Jan Bedard, the Regional Coordinator for Education First (EF) exchange student agency, explained how the process begins. “It all starts with having a potential American family express interest in hosting, which is pretty rare. Once I have determined that they are likely a suitable family and genuinely interested, I make contact with the school to be sure that they have a space for the student and are willing to work with me and my organization. All four of my kids graduated from CVU and I have been supervising EF students at CVU since 1993. We hosted before that, so CVU is pretty easy. Other schools may not have any spaces left or not want exchange students.”

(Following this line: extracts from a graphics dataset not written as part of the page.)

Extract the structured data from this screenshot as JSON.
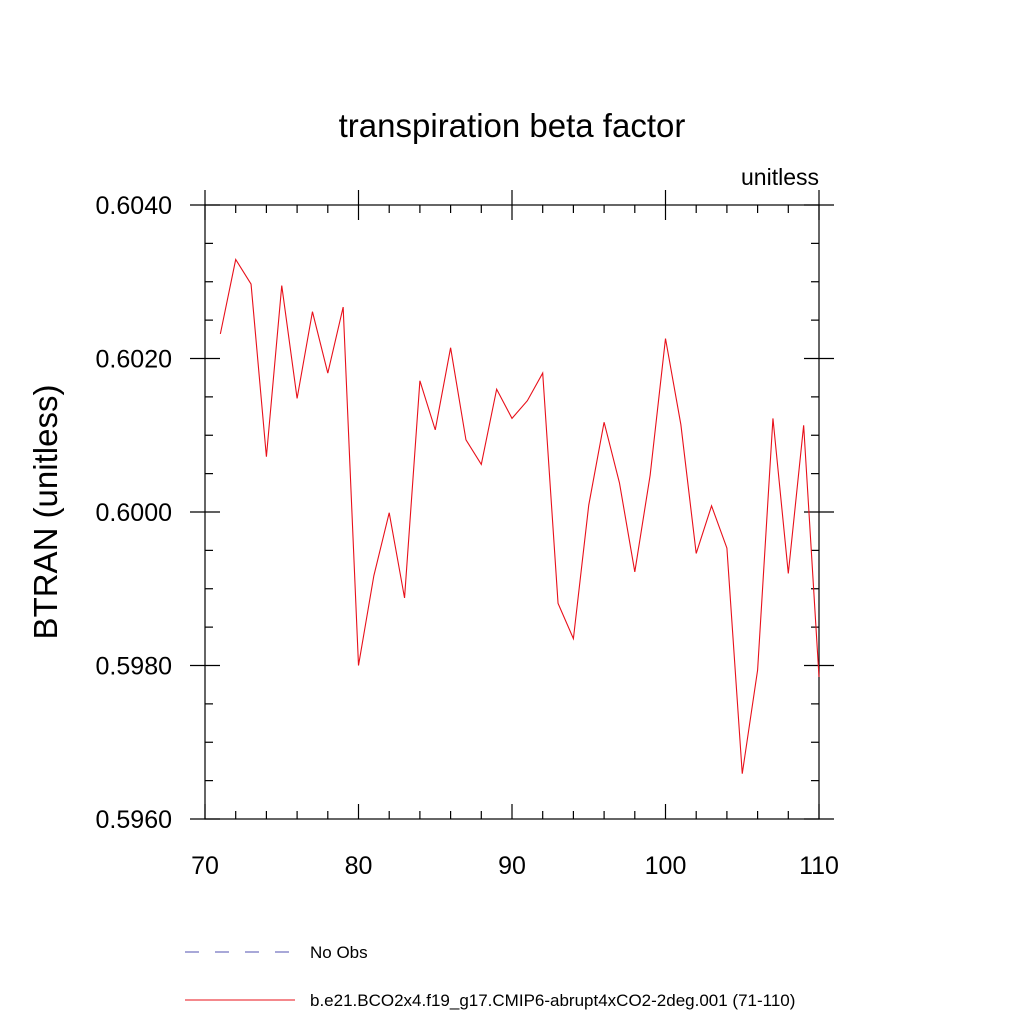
{
  "chart_data": {
    "type": "line",
    "title": "transpiration beta factor",
    "units_label": "unitless",
    "xlabel": "",
    "ylabel": "BTRAN  (unitless)",
    "xlim": [
      70,
      110
    ],
    "ylim": [
      0.596,
      0.604
    ],
    "x_ticks": [
      70,
      80,
      90,
      100,
      110
    ],
    "x_tick_labels": [
      "70",
      "80",
      "90",
      "100",
      "110"
    ],
    "x_minor_step": 2,
    "y_ticks": [
      0.596,
      0.598,
      0.6,
      0.602,
      0.604
    ],
    "y_tick_labels": [
      "0.5960",
      "0.5980",
      "0.6000",
      "0.6020",
      "0.6040"
    ],
    "y_minor_step": 0.0005,
    "grid": false,
    "legend_position": "bottom",
    "series": [
      {
        "name": "No Obs",
        "color": "#5050b0",
        "dash": "dashed",
        "x": [],
        "y": []
      },
      {
        "name": "b.e21.BCO2x4.f19_g17.CMIP6-abrupt4xCO2-2deg.001 (71-110)",
        "color": "#e8101a",
        "dash": "solid",
        "x": [
          71,
          72,
          73,
          74,
          75,
          76,
          77,
          78,
          79,
          80,
          81,
          82,
          83,
          84,
          85,
          86,
          87,
          88,
          89,
          90,
          91,
          92,
          93,
          94,
          95,
          96,
          97,
          98,
          99,
          100,
          101,
          102,
          103,
          104,
          105,
          106,
          107,
          108,
          109,
          110
        ],
        "y": [
          0.60232,
          0.60329,
          0.60297,
          0.60072,
          0.60295,
          0.60148,
          0.60261,
          0.60181,
          0.60267,
          0.598,
          0.59917,
          0.59999,
          0.59888,
          0.60171,
          0.60107,
          0.60214,
          0.60094,
          0.60062,
          0.6016,
          0.60122,
          0.60145,
          0.60181,
          0.59881,
          0.59835,
          0.60009,
          0.60117,
          0.60038,
          0.59922,
          0.60048,
          0.60226,
          0.60114,
          0.59946,
          0.60008,
          0.59953,
          0.59659,
          0.59794,
          0.60122,
          0.5992,
          0.60113,
          0.59785
        ]
      }
    ]
  }
}
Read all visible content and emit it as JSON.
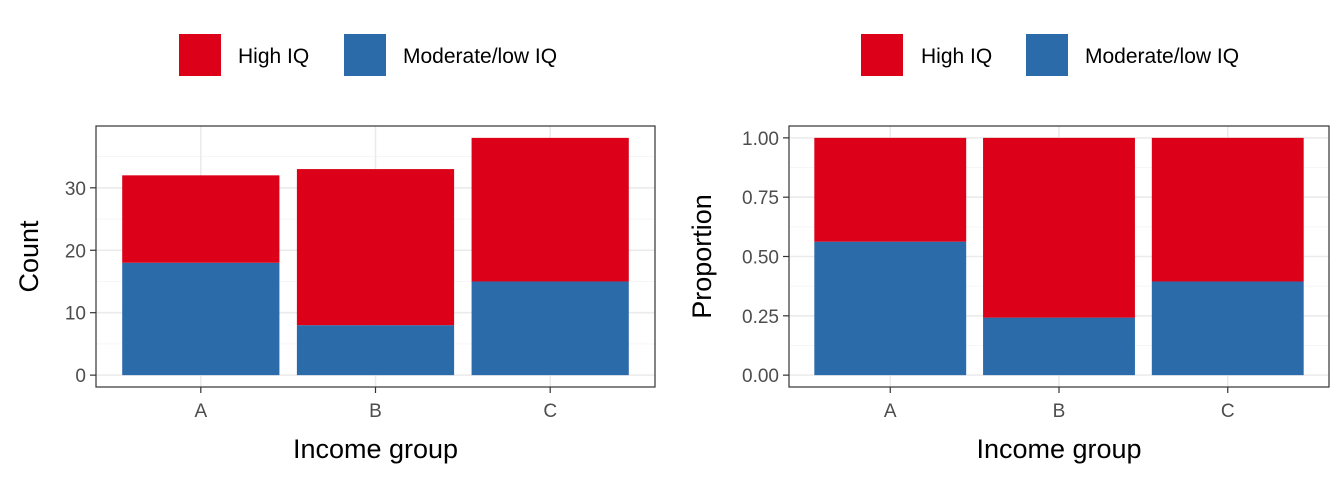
{
  "colors": {
    "high": "#DC0018",
    "moderate": "#2C6BAA",
    "grid": "#EBEBEB",
    "border": "#333333"
  },
  "chart_data": [
    {
      "type": "bar",
      "stacked": true,
      "categories": [
        "A",
        "B",
        "C"
      ],
      "series": [
        {
          "name": "Moderate/low IQ",
          "values": [
            18,
            8,
            15
          ]
        },
        {
          "name": "High IQ",
          "values": [
            14,
            25,
            23
          ]
        }
      ],
      "stack_order_bottom_to_top": [
        "Moderate/low IQ",
        "High IQ"
      ],
      "legend_order": [
        "High IQ",
        "Moderate/low IQ"
      ],
      "legend_position": "top",
      "xlabel": "Income group",
      "ylabel": "Count",
      "ylim": [
        -1.9,
        39.9
      ],
      "yticks": [
        0,
        10,
        20,
        30
      ],
      "yticklabels": [
        "0",
        "10",
        "20",
        "30"
      ],
      "grid": true
    },
    {
      "type": "bar",
      "stacked": true,
      "categories": [
        "A",
        "B",
        "C"
      ],
      "series": [
        {
          "name": "Moderate/low IQ",
          "values": [
            0.5625,
            0.2424,
            0.3947
          ]
        },
        {
          "name": "High IQ",
          "values": [
            0.4375,
            0.7576,
            0.6053
          ]
        }
      ],
      "stack_order_bottom_to_top": [
        "Moderate/low IQ",
        "High IQ"
      ],
      "legend_order": [
        "High IQ",
        "Moderate/low IQ"
      ],
      "legend_position": "top",
      "xlabel": "Income group",
      "ylabel": "Proportion",
      "ylim": [
        -0.05,
        1.05
      ],
      "yticks": [
        0,
        0.25,
        0.5,
        0.75,
        1
      ],
      "yticklabels": [
        "0.00",
        "0.25",
        "0.50",
        "0.75",
        "1.00"
      ],
      "grid": true
    }
  ]
}
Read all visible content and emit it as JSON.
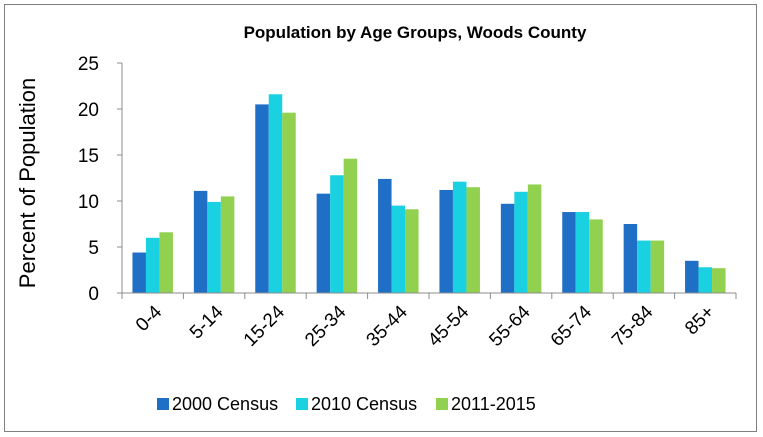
{
  "chart_data": {
    "type": "bar",
    "title": "Population by Age Groups, Woods County",
    "xlabel": "",
    "ylabel": "Percent of Population",
    "ylim": [
      0,
      25
    ],
    "yticks": [
      0,
      5,
      10,
      15,
      20,
      25
    ],
    "grid": false,
    "legend_position": "bottom",
    "categories": [
      "0-4",
      "5-14",
      "15-24",
      "25-34",
      "35-44",
      "45-54",
      "55-64",
      "65-74",
      "75-84",
      "85+"
    ],
    "series": [
      {
        "name": "2000 Census",
        "color": "#1f6fc6",
        "values": [
          4.4,
          11.1,
          20.5,
          10.8,
          12.4,
          11.2,
          9.7,
          8.8,
          7.5,
          3.5
        ]
      },
      {
        "name": "2010 Census",
        "color": "#19d1e0",
        "values": [
          6.0,
          9.9,
          21.6,
          12.8,
          9.5,
          12.1,
          11.0,
          8.8,
          5.7,
          2.8
        ]
      },
      {
        "name": "2011-2015",
        "color": "#92d050",
        "values": [
          6.6,
          10.5,
          19.6,
          14.6,
          9.1,
          11.5,
          11.8,
          8.0,
          5.7,
          2.7
        ]
      }
    ]
  }
}
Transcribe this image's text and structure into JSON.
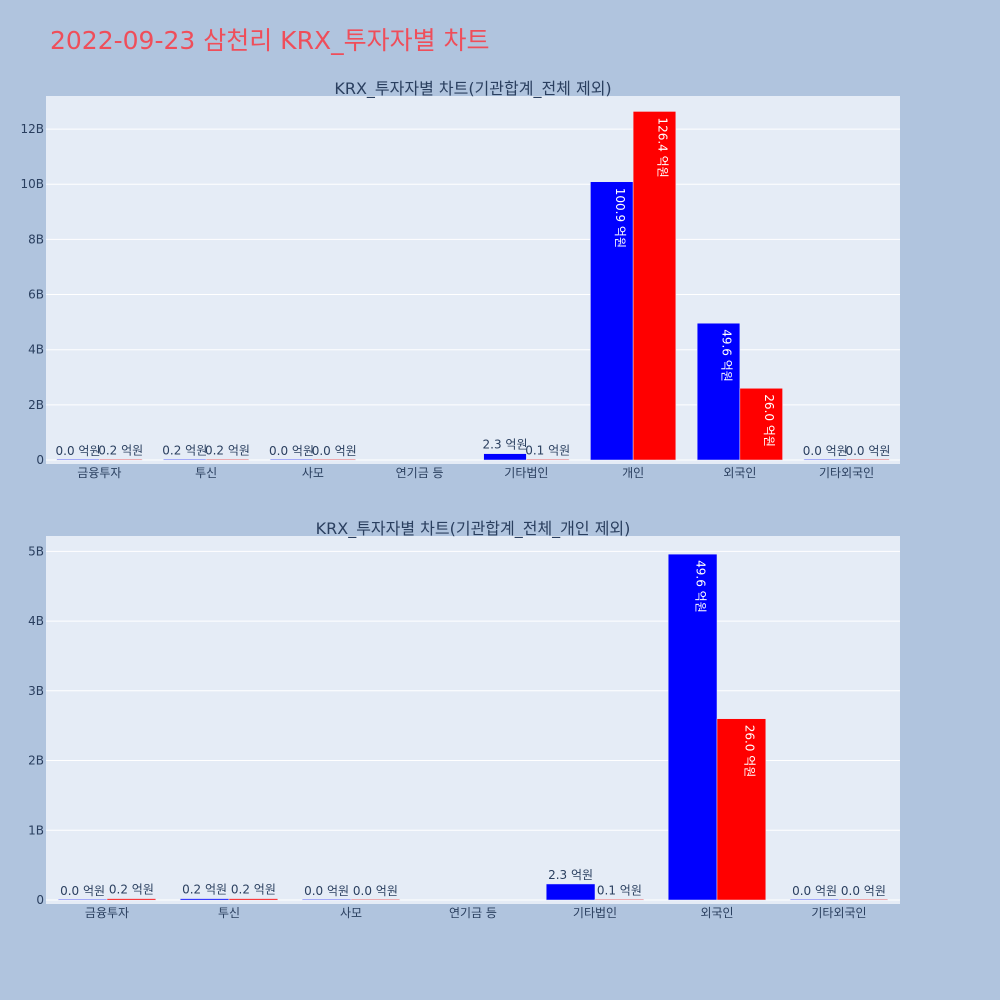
{
  "title": "2022-09-23 삼천리 KRX_투자자별 차트",
  "colors": {
    "series1": "#0000ff",
    "series2": "#ff0000",
    "plot_bg": "#e5ecf6",
    "page_bg": "#b0c4de",
    "title": "#ef4e5a"
  },
  "chart_data": [
    {
      "type": "bar",
      "title": "KRX_투자자별 차트(기관합계_전체 제외)",
      "categories": [
        "금융투자",
        "투신",
        "사모",
        "연기금 등",
        "기타법인",
        "개인",
        "외국인",
        "기타외국인"
      ],
      "yticks": [
        0,
        2,
        4,
        6,
        8,
        10,
        12
      ],
      "ytick_labels": [
        "0",
        "2B",
        "4B",
        "6B",
        "8B",
        "10B",
        "12B"
      ],
      "ylim": [
        0,
        13.2
      ],
      "grid": true,
      "series": [
        {
          "values": [
            0.0,
            0.02,
            0.0,
            null,
            0.23,
            10.09,
            4.96,
            0.0
          ],
          "labels": [
            "0.0 억원",
            "0.2 억원",
            "0.0 억원",
            "",
            "2.3 억원",
            "100.9 억원",
            "49.6 억원",
            "0.0 억원"
          ]
        },
        {
          "values": [
            0.02,
            0.02,
            0.0,
            null,
            0.01,
            12.64,
            2.6,
            0.0
          ],
          "labels": [
            "0.2 억원",
            "0.2 억원",
            "0.0 억원",
            "",
            "0.1 억원",
            "126.4 억원",
            "26.0 억원",
            "0.0 억원"
          ]
        }
      ]
    },
    {
      "type": "bar",
      "title": "KRX_투자자별 차트(기관합계_전체_개인 제외)",
      "categories": [
        "금융투자",
        "투신",
        "사모",
        "연기금 등",
        "기타법인",
        "외국인",
        "기타외국인"
      ],
      "yticks": [
        0,
        1,
        2,
        3,
        4,
        5
      ],
      "ytick_labels": [
        "0",
        "1B",
        "2B",
        "3B",
        "4B",
        "5B"
      ],
      "ylim": [
        0,
        5.22
      ],
      "grid": true,
      "series": [
        {
          "values": [
            0.0,
            0.02,
            0.0,
            null,
            0.23,
            4.96,
            0.0
          ],
          "labels": [
            "0.0 억원",
            "0.2 억원",
            "0.0 억원",
            "",
            "2.3 억원",
            "49.6 억원",
            "0.0 억원"
          ]
        },
        {
          "values": [
            0.02,
            0.02,
            0.0,
            null,
            0.01,
            2.6,
            0.0
          ],
          "labels": [
            "0.2 억원",
            "0.2 억원",
            "0.0 억원",
            "",
            "0.1 억원",
            "26.0 억원",
            "0.0 억원"
          ]
        }
      ]
    }
  ]
}
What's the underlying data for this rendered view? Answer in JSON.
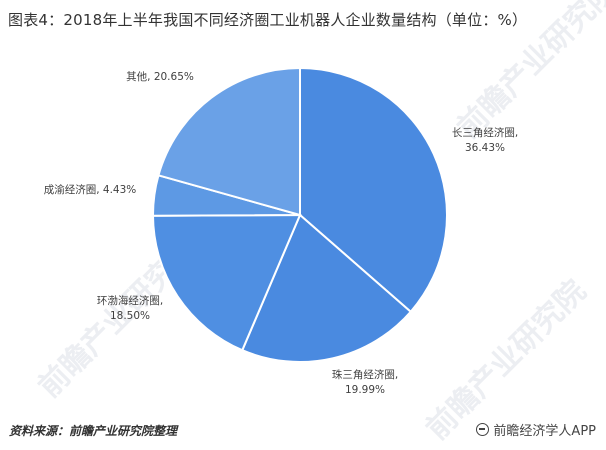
{
  "title": "图表4：2018年上半年我国不同经济圈工业机器人企业数量结构（单位：%）",
  "chart_data": {
    "type": "pie",
    "series": [
      {
        "name": "长三角经济圈",
        "value": 36.43,
        "label": "36.43%",
        "color": "#4a8ae0"
      },
      {
        "name": "珠三角经济圈",
        "value": 19.99,
        "label": "19.99%",
        "color": "#4a8ae0"
      },
      {
        "name": "环渤海经济圈",
        "value": 18.5,
        "label": "18.50%",
        "color": "#4f8fe2"
      },
      {
        "name": "成渝经济圈",
        "value": 4.43,
        "label": "4.43%",
        "color": "#5d99e4"
      },
      {
        "name": "其他",
        "value": 20.65,
        "label": "20.65%",
        "color": "#6aa1e7"
      }
    ],
    "start_angle_deg": 0,
    "direction": "clockwise"
  },
  "watermark_text": "前瞻产业研究院",
  "footer": {
    "source": "资料来源：前瞻产业研究院整理",
    "brand": "前瞻经济学人APP"
  }
}
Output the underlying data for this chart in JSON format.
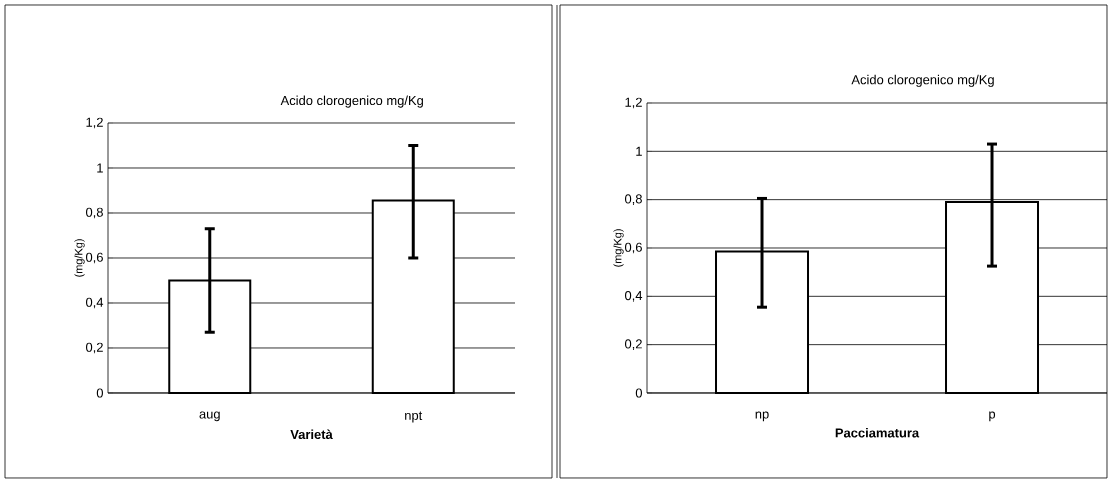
{
  "chart_data": [
    {
      "type": "bar",
      "title": "Acido clorogenico mg/Kg",
      "xlabel": "Varietà",
      "ylabel": "(mg/Kg)",
      "categories": [
        "aug",
        "npt"
      ],
      "values": [
        0.5,
        0.855
      ],
      "errors": [
        [
          0.27,
          0.73
        ],
        [
          0.6,
          1.1
        ]
      ],
      "color": "#ffffff",
      "ylim": [
        0,
        1.2
      ],
      "yticks": [
        0,
        {
          "value": 0.2,
          "label": "0,2"
        },
        {
          "value": 0.4,
          "label": "0,4"
        },
        {
          "value": 0.6,
          "label": "0,6"
        },
        {
          "value": 0.8,
          "label": "0,8"
        },
        1,
        {
          "value": 1.2,
          "label": "1,2"
        }
      ],
      "grid": "y"
    },
    {
      "type": "bar",
      "title": "Acido clorogenico mg/Kg",
      "xlabel": "Pacciamatura",
      "ylabel": "(mg/Kg)",
      "categories": [
        "np",
        "p"
      ],
      "values": [
        0.585,
        0.79
      ],
      "errors": [
        [
          0.355,
          0.805
        ],
        [
          0.525,
          1.03
        ]
      ],
      "color": "#ffffff",
      "ylim": [
        0,
        1.2
      ],
      "yticks": [
        0,
        {
          "value": 0.2,
          "label": "0,2"
        },
        {
          "value": 0.4,
          "label": "0,4"
        },
        {
          "value": 0.6,
          "label": "0,6"
        },
        {
          "value": 0.8,
          "label": "0,8"
        },
        1,
        {
          "value": 1.2,
          "label": "1,2"
        }
      ],
      "grid": "y"
    }
  ]
}
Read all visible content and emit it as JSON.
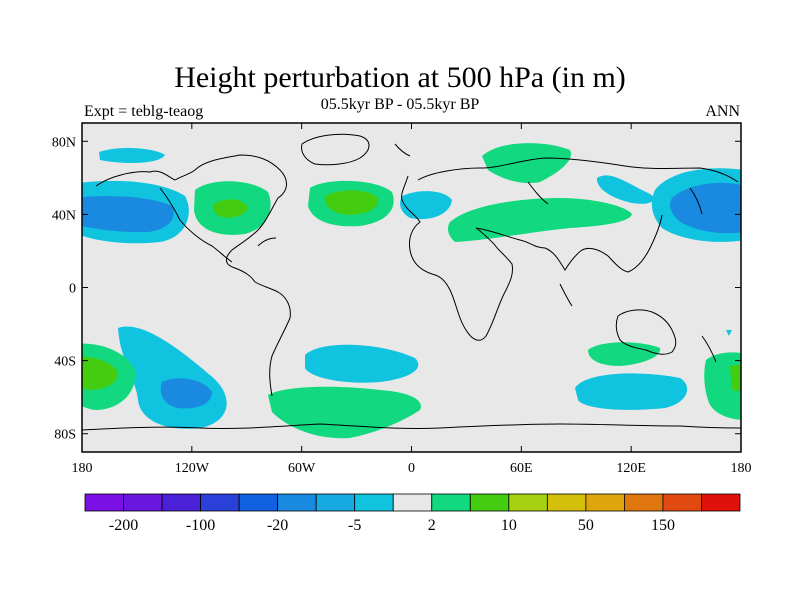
{
  "header": {
    "title": "Height perturbation at 500 hPa (in m)",
    "subtitle": "05.5kyr BP - 05.5kyr BP",
    "left_label": "Expt = teblg-teaog",
    "right_label": "ANN"
  },
  "map": {
    "lon_ticks": [
      {
        "value": -180,
        "label": "180"
      },
      {
        "value": -120,
        "label": "120W"
      },
      {
        "value": -60,
        "label": "60W"
      },
      {
        "value": 0,
        "label": "0"
      },
      {
        "value": 60,
        "label": "60E"
      },
      {
        "value": 120,
        "label": "120E"
      },
      {
        "value": 180,
        "label": "180"
      }
    ],
    "lat_ticks": [
      {
        "value": 80,
        "label": "80N"
      },
      {
        "value": 40,
        "label": "40N"
      },
      {
        "value": 0,
        "label": "0"
      },
      {
        "value": -40,
        "label": "40S"
      },
      {
        "value": -80,
        "label": "80S"
      }
    ],
    "lon_range": [
      -180,
      180
    ],
    "lat_range": [
      -90,
      90
    ],
    "background_color": "#e8e8e8"
  },
  "colorbar": {
    "labels": [
      "-200",
      "-100",
      "-20",
      "-5",
      "2",
      "10",
      "50",
      "150"
    ],
    "colors": [
      "#7a10e6",
      "#6a16e0",
      "#4a20d8",
      "#2a40d8",
      "#1060e0",
      "#1a8ae0",
      "#16aae0",
      "#10c4e0",
      "#e8e8e8",
      "#12d880",
      "#44cc10",
      "#a6d010",
      "#d4c00a",
      "#e0a40c",
      "#e0760e",
      "#e04a10",
      "#e0100a"
    ]
  }
}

Not only is CVU an easy school for the agency to work with, but the students find it to be a great place to live and learn as well. Lindberg said, “The teachers are great and if I have a question in class I do not hesitate to ask. The language barrier was small at the beginning of the year and has got increasingly smaller as my time at CVU goes by.” CVU is great for exchange students, and exchange students are great for CVU. They provide a different perspective on the world and help other students at CVU see themselves from a global point of view.